Bone scans are not routinely performed on or recommended for pregnant women, because of concerns about exposing the fetus to radiation.
Two medical experts cited by the attorneys, Dr. Michael Weitzman, a professor of pediatrics and environmental science at New York University, and Aaron Specht, a research associate at Harvard with a doctorate in medical physics, did not respond to emails from the Free Press on Tuesday.
But Paul Napoli, a New York attorney whose law firm owns the portable scanner, said in a Tuesday email the fetus would receive no radiation because the dose is restricted to a 1-centimeter area of the lower leg.
The other two lead attorneys involved in the case, who are designated the co-class counsel, Michael Pitt of Royal Oak and Theodore Leopold of Florida, filed a motion March 1 asking Levy to temporarily halt the bone scans.

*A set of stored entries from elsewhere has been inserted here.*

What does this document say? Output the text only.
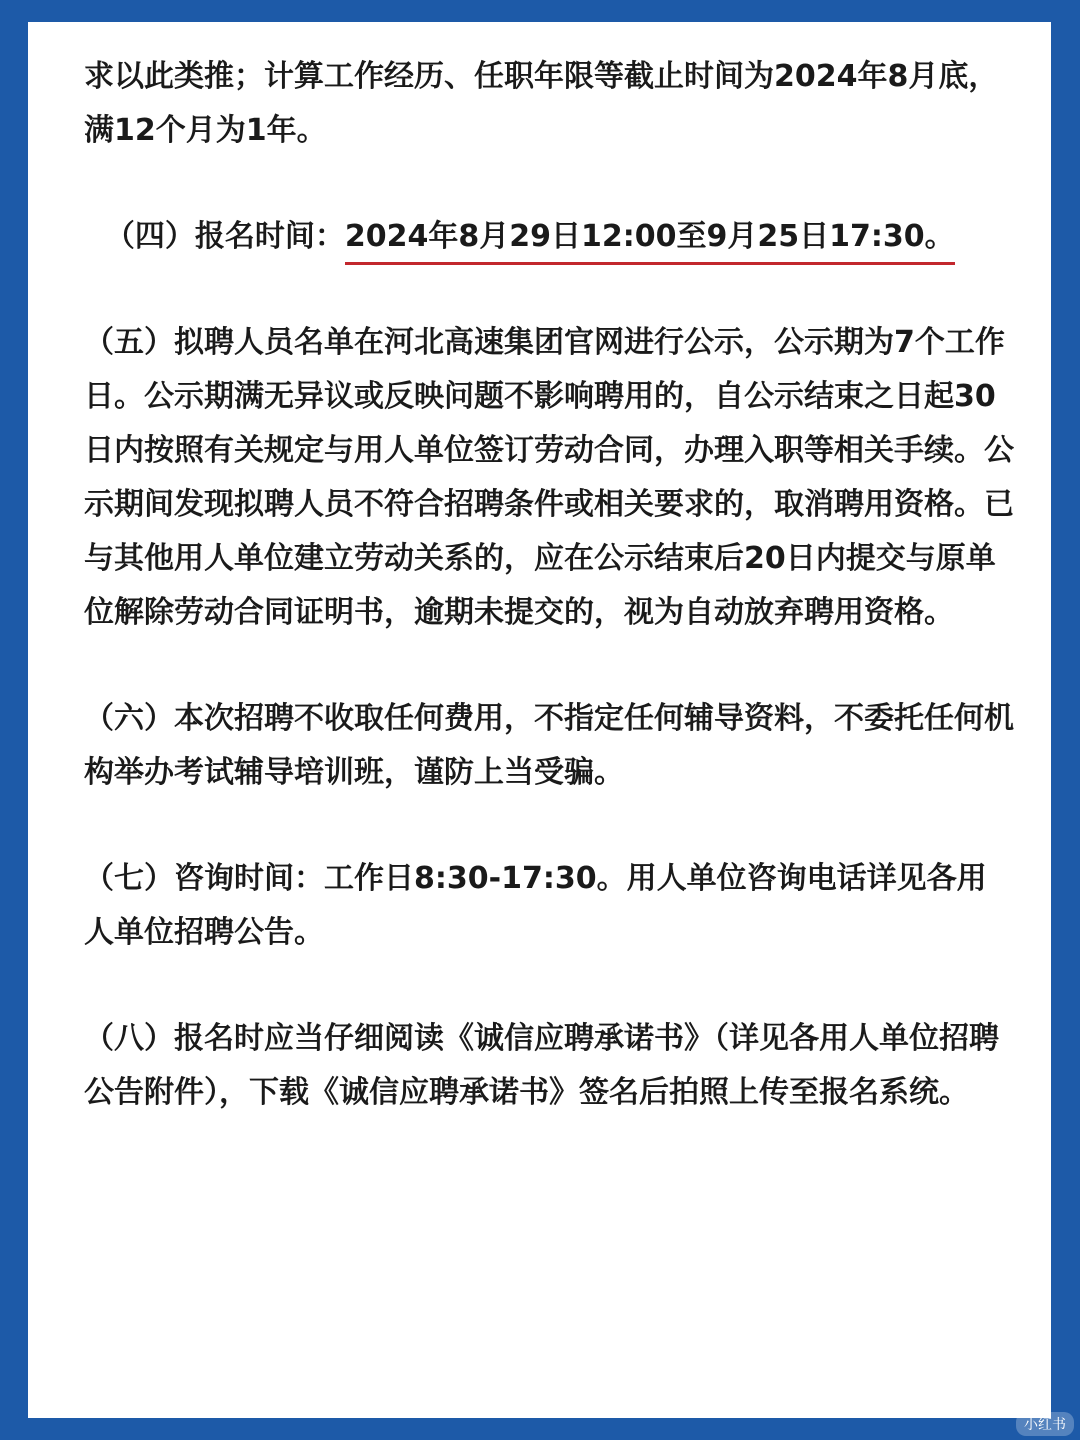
求以此类推；计算工作经历、任职年限等截止时间为2024年8月底，
满12个月为1年。

（四）报名时间：2024年8月29日12:00至9月25日17:30。

（五）拟聘人员名单在河北高速集团官网进行公示，公示期为7个工作日。公示期满无异议或反映问题不影响聘用的，自公示结束之日起30日内按照有关规定与用人单位签订劳动合同，办理入职等相关手续。公示期间发现拟聘人员不符合招聘条件或相关要求的，取消聘用资格。已与其他用人单位建立劳动关系的，应在公示结束后20日内提交与原单位解除劳动合同证明书，逾期未提交的，视为自动放弃聘用资格。

（六）本次招聘不收取任何费用，不指定任何辅导资料，不委托任何机构举办考试辅导培训班，谨防上当受骗。

（七）咨询时间：工作日8:30-17:30。用人单位咨询电话详见各用人单位招聘公告。

（八）报名时应当仔细阅读《诚信应聘承诺书》（详见各用人单位招聘公告附件），下载《诚信应聘承诺书》签名后拍照上传至报名系统。

小红书
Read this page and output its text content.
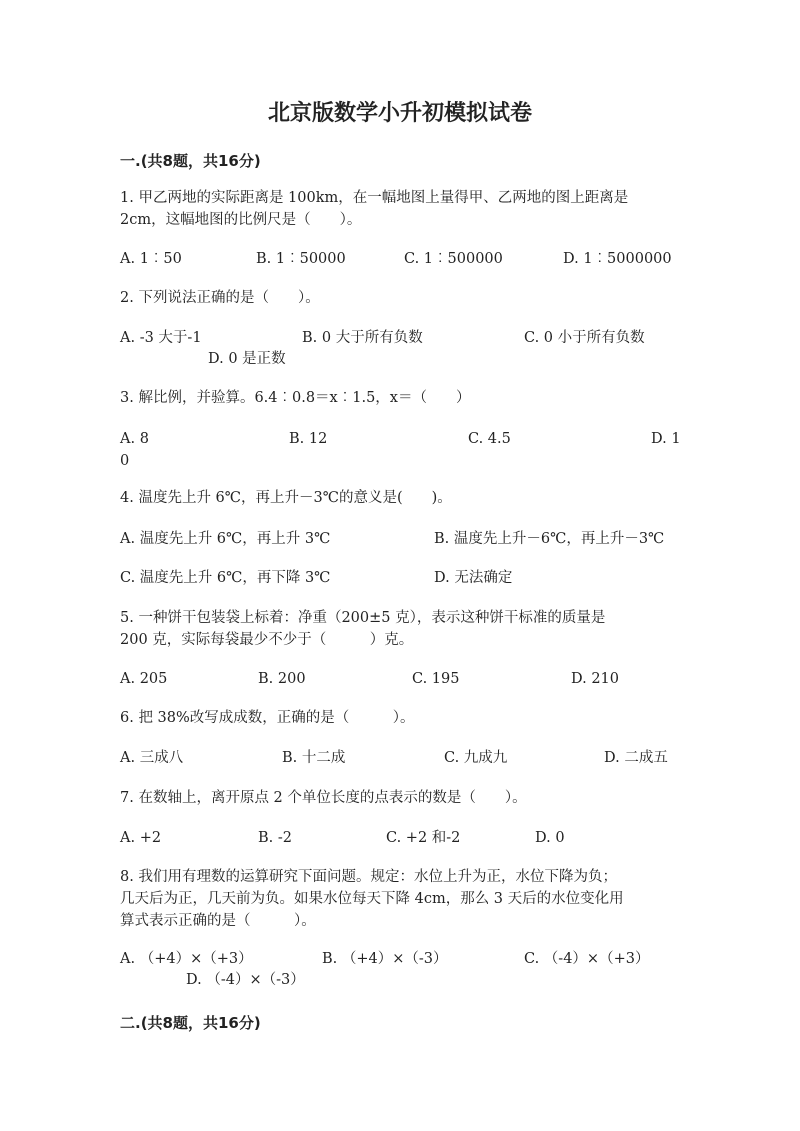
北京版数学小升初模拟试卷
一.(共8题，共16分)
1. 甲乙两地的实际距离是 100km，在一幅地图上量得甲、乙两地的图上距离是
2cm，这幅地图的比例尺是（　　）。
A. 1︰50	B. 1︰50000	C. 1︰500000	D. 1︰5000000
2. 下列说法正确的是（　　）。
A. -3 大于-1	B. 0 大于所有负数	C. 0 小于所有负数
D. 0 是正数
3. 解比例，并验算。6.4︰0.8＝x︰1.5，x＝（　　）
A. 8	B. 12	C. 4.5	D. 1
0
4. 温度先上升 6℃，再上升－3℃的意义是(　　)。
A. 温度先上升 6℃，再上升 3℃	B. 温度先上升－6℃，再上升－3℃
C. 温度先上升 6℃，再下降 3℃	D. 无法确定
5. 一种饼干包装袋上标着：净重（200±5 克），表示这种饼干标准的质量是
200 克，实际每袋最少不少于（　　　）克。
A. 205	B. 200	C. 195	D. 210
6. 把 38%改写成成数，正确的是（　　　）。
A. 三成八	B. 十二成	C. 九成九	D. 二成五
7. 在数轴上，离开原点 2 个单位长度的点表示的数是（　　）。
A. +2	B. -2	C. +2 和-2	D. 0
8. 我们用有理数的运算研究下面问题。规定：水位上升为正，水位下降为负；
几天后为正，几天前为负。如果水位每天下降 4cm，那么 3 天后的水位变化用
算式表示正确的是（　　　）。
A. （+4）×（+3）	B. （+4）×（-3）	C. （-4）×（+3）
D. （-4）×（-3）
二.(共8题，共16分)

Pitt and Leopold cited concerns about lack of access to the bone scan equipment by clients represented by other attorneys and a lack of transparency about what approvals the portable equipment had received. The portable scanner did not appear to have approval from the U.S. Food and Drug Administration as a medical device, and the court should ensure its use is “legally permissible based on findings of safety and efficacy made by a regulatory agency with the requisite authority,” the court filing said.
But Pitt and Leopold withdrew the motion later that day after a hearing with Levy, to which Cuker was not invited, and which includes a 26-minute time span that was “off the record” and not included in the transcript.